After a few months, my retrained taste buds began deriving pleasure along other sensory channels—the way, say, hearing deepens for somebody robbed of their eyesight. Texture was elevated from a bonus to a priority: I am head-over-heels in love with Siggi’s strained yogurt, with its near–panna cotta level of creaminess. Ditto avocados. Unsalted, unroasted cashews, it turns out, are plenty crunchy and tasty. Ground flax seed makes a great addition to salads, as do sunflower seeds.
Put all this together and a new world order emerges: Now, rather than a breakfast burrito, an ideal morning meal might be two eggs scrambled, topped with slivered avocado, nonfat sour cream, home-cooked black beans, and a few dashes of hot sauce—creaminess, acid, heat, and a negligible amount of sodium. I’ve also developed a ridiculously healthful and filling breakfast smoothie of unflavored Jarrow protein powder, dried peanut butter (a sly alternative to the real thing with a fraction of the fat and sodium), flax seed, soy milk, raw rolled oats, a sliced frozen banana and a squirt of honey. It drinks like a milkshake and fuels you till midday.
Lunches have become simple and seasonal: a salad buttressed with grains and/or fish or poultry in the summer; roasted vegetables or homemade soup in the winter.

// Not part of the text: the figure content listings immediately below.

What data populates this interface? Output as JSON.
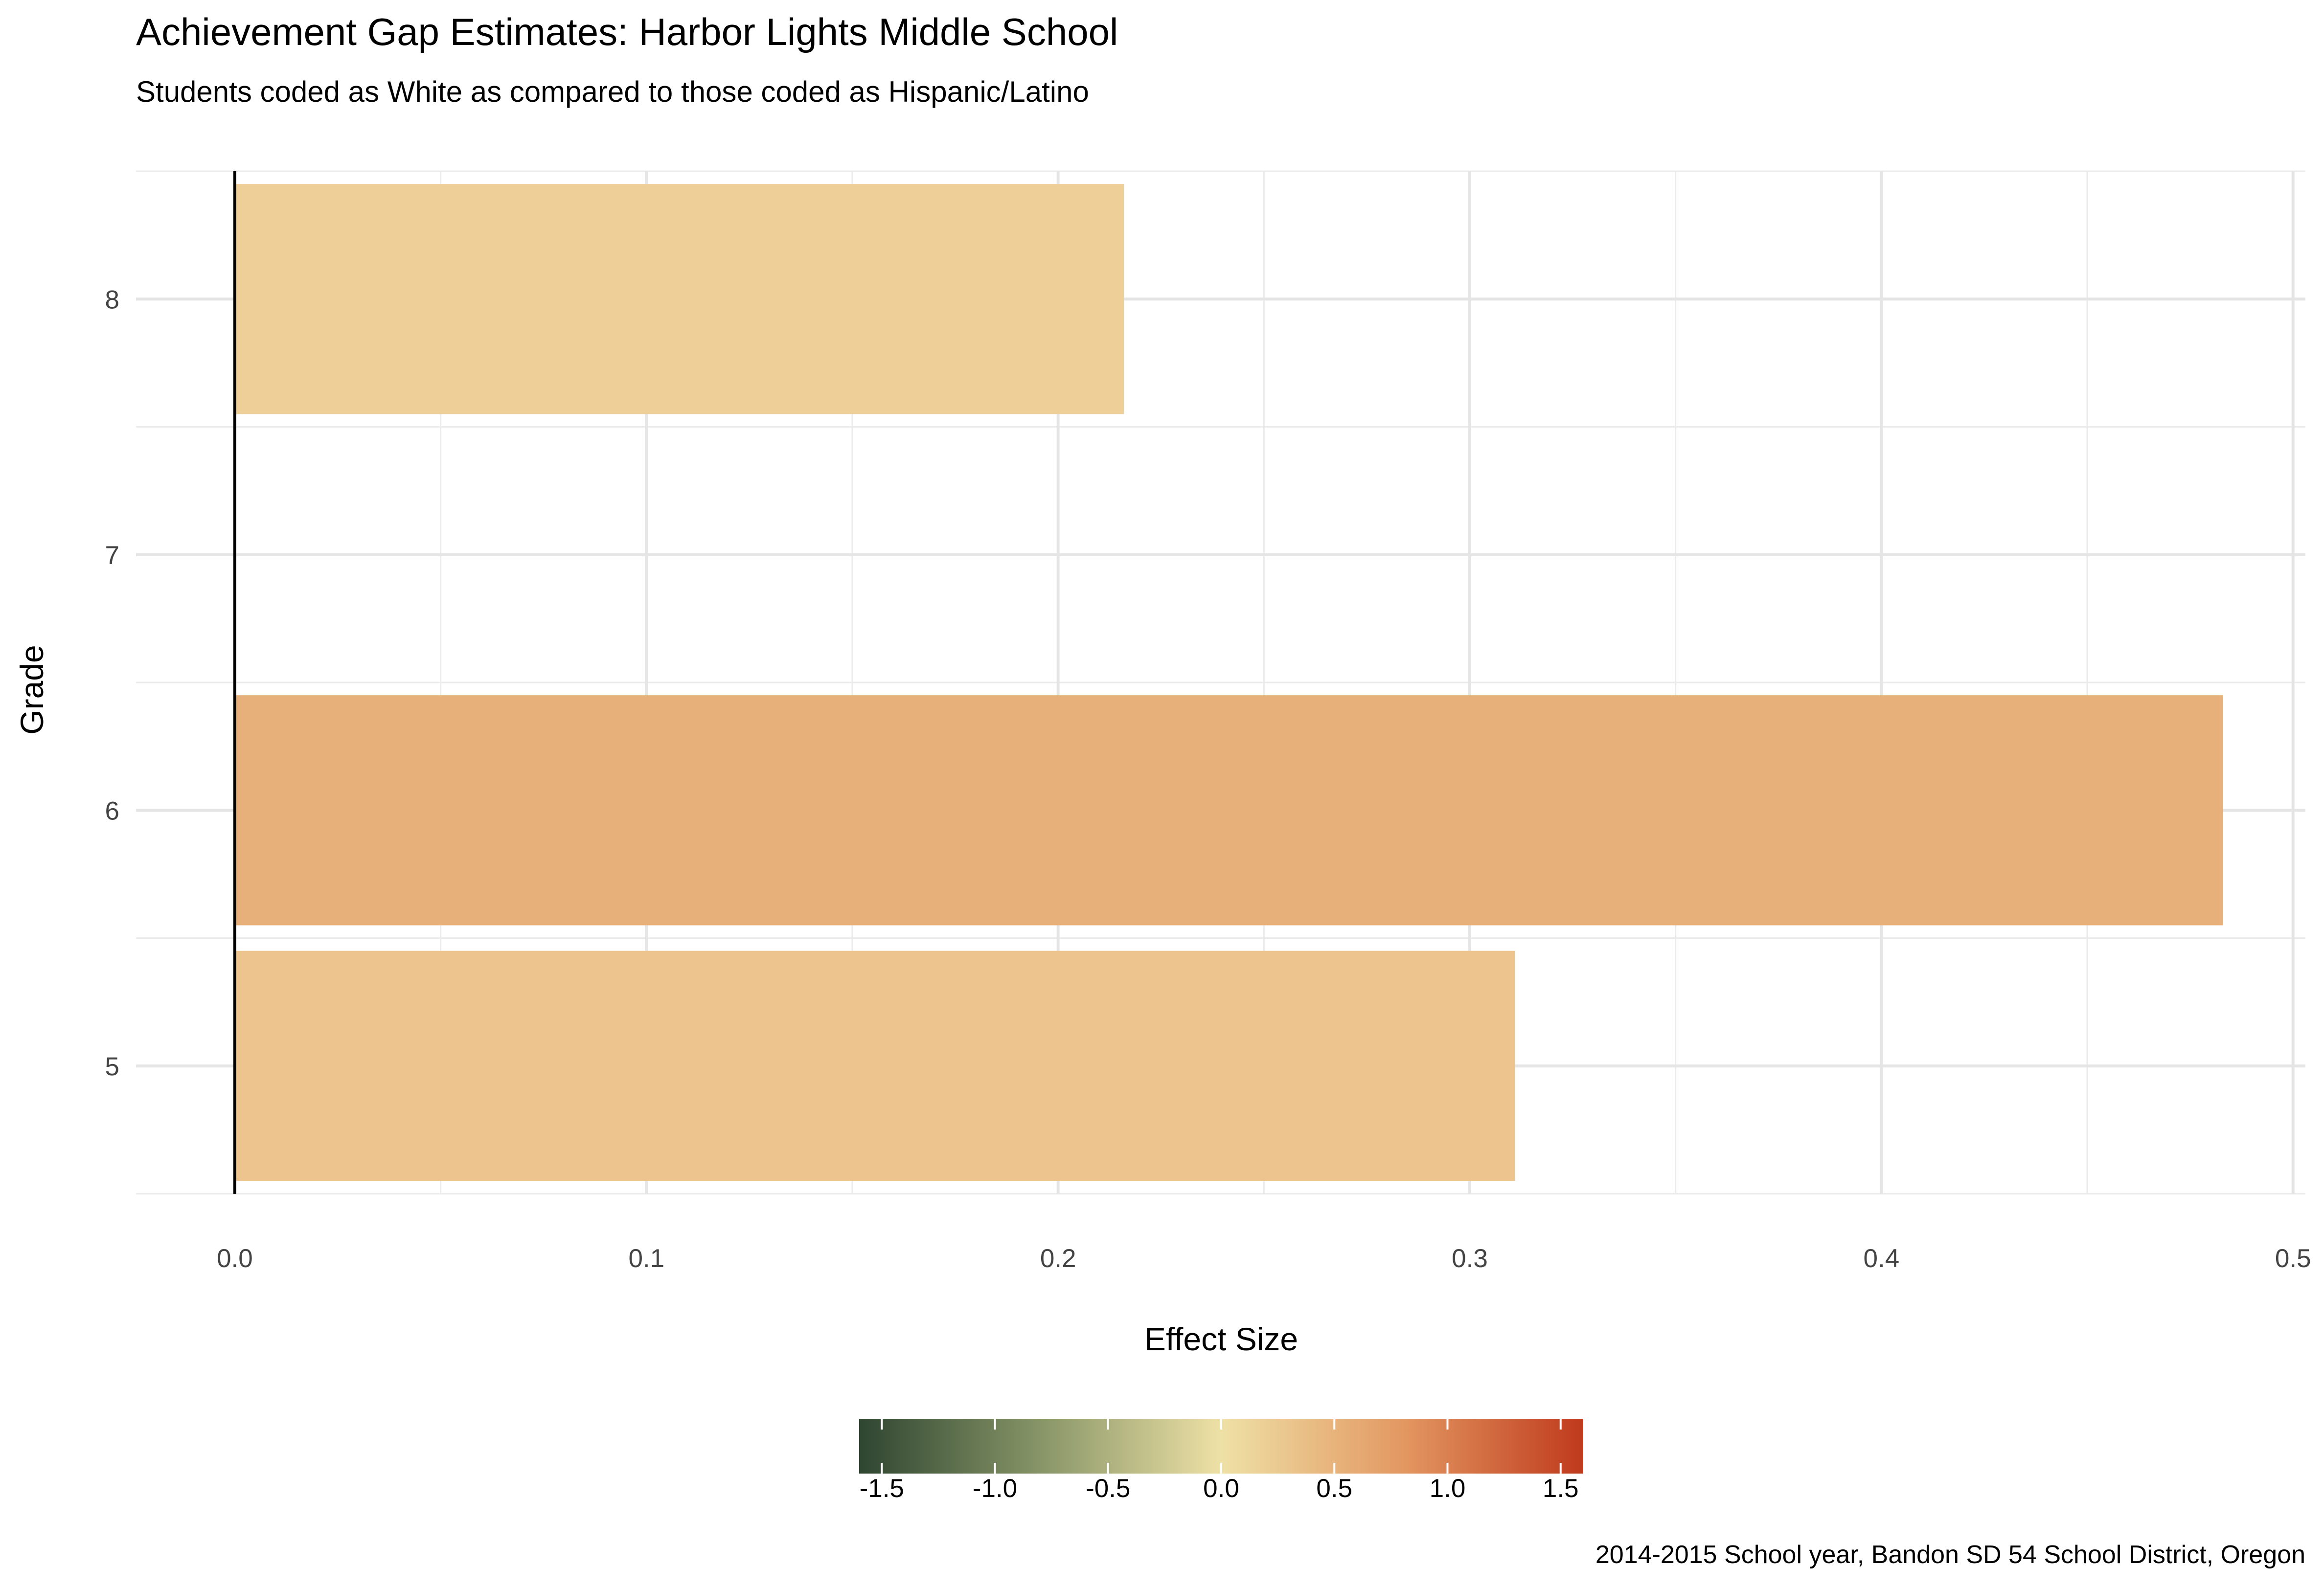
{
  "chart_data": {
    "type": "bar",
    "orientation": "horizontal",
    "title": "Achievement Gap Estimates: Harbor Lights Middle School",
    "subtitle": "Students coded as White as compared to those coded as Hispanic/Latino",
    "xlabel": "Effect Size",
    "ylabel": "Grade",
    "caption": "2014-2015 School year, Bandon SD 54 School District, Oregon",
    "categories": [
      "5",
      "6",
      "7",
      "8"
    ],
    "values": [
      0.311,
      0.483,
      null,
      0.216
    ],
    "bar_colors": [
      "#EDC48D",
      "#E7B07B",
      null,
      "#EFCF98"
    ],
    "xlim": [
      -0.024,
      0.503
    ],
    "x_ticks": [
      "0.0",
      "0.1",
      "0.2",
      "0.3",
      "0.4",
      "0.5"
    ],
    "grid": true,
    "legend": {
      "type": "colorbar",
      "placement": "bottom",
      "range": [
        -1.6,
        1.6
      ],
      "ticks": [
        "-1.5",
        "-1.0",
        "-0.5",
        "0.0",
        "0.5",
        "1.0",
        "1.5"
      ],
      "colors": [
        "#2E4530",
        "#879567",
        "#EEE1A6",
        "#E39862",
        "#BF3A1C"
      ]
    }
  }
}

I cook them with almost no salt, then add a dash of hot sauce or a squeeze of lime.
As satisfying as my food is to me, it registers as a little off to everybody else.
Because I work at home, I usually cook dinner for my family, who remind me daily how most people eat. As satisfying as my food is to me, it registers as a little off to everybody else: My chili is spicy, but the individual ingredients don’t pop as much as they used to because I don’t season at each stage of the cooking process, as I’d done my entire life; chicken piccata misses its capers as much as I do; and there’s less feta than there once was in one of my kids’ favorite dishes from my repertoire: spanakopita. Our teenaged twins don’t complain verbally, but they surreptitiously reach for the salt every night. It’s not the same as having it cooked into the food, but everybody gets what they need.
I’m lucky, at least so far: My body has responded so well to medication and increased exercise that my heart now pumps at borderline normal levels. My doctor has eliminated all but the most extreme physical limitations—I can run as fast as I want, lift heavy weights again, and leave it all on the tennis court. A marathon is forever out of the question, but so it goes.
I still have to watch my sodium and always will. But that’s OK. In fact, I kind of like it. I used to only enjoy cooking for others, but this ongoing puzzle-solving produces a similar dynamic: I’m a private chef pleasing a client of one, a kitchen linguist developing a new dialect with which to communicate in the language of food.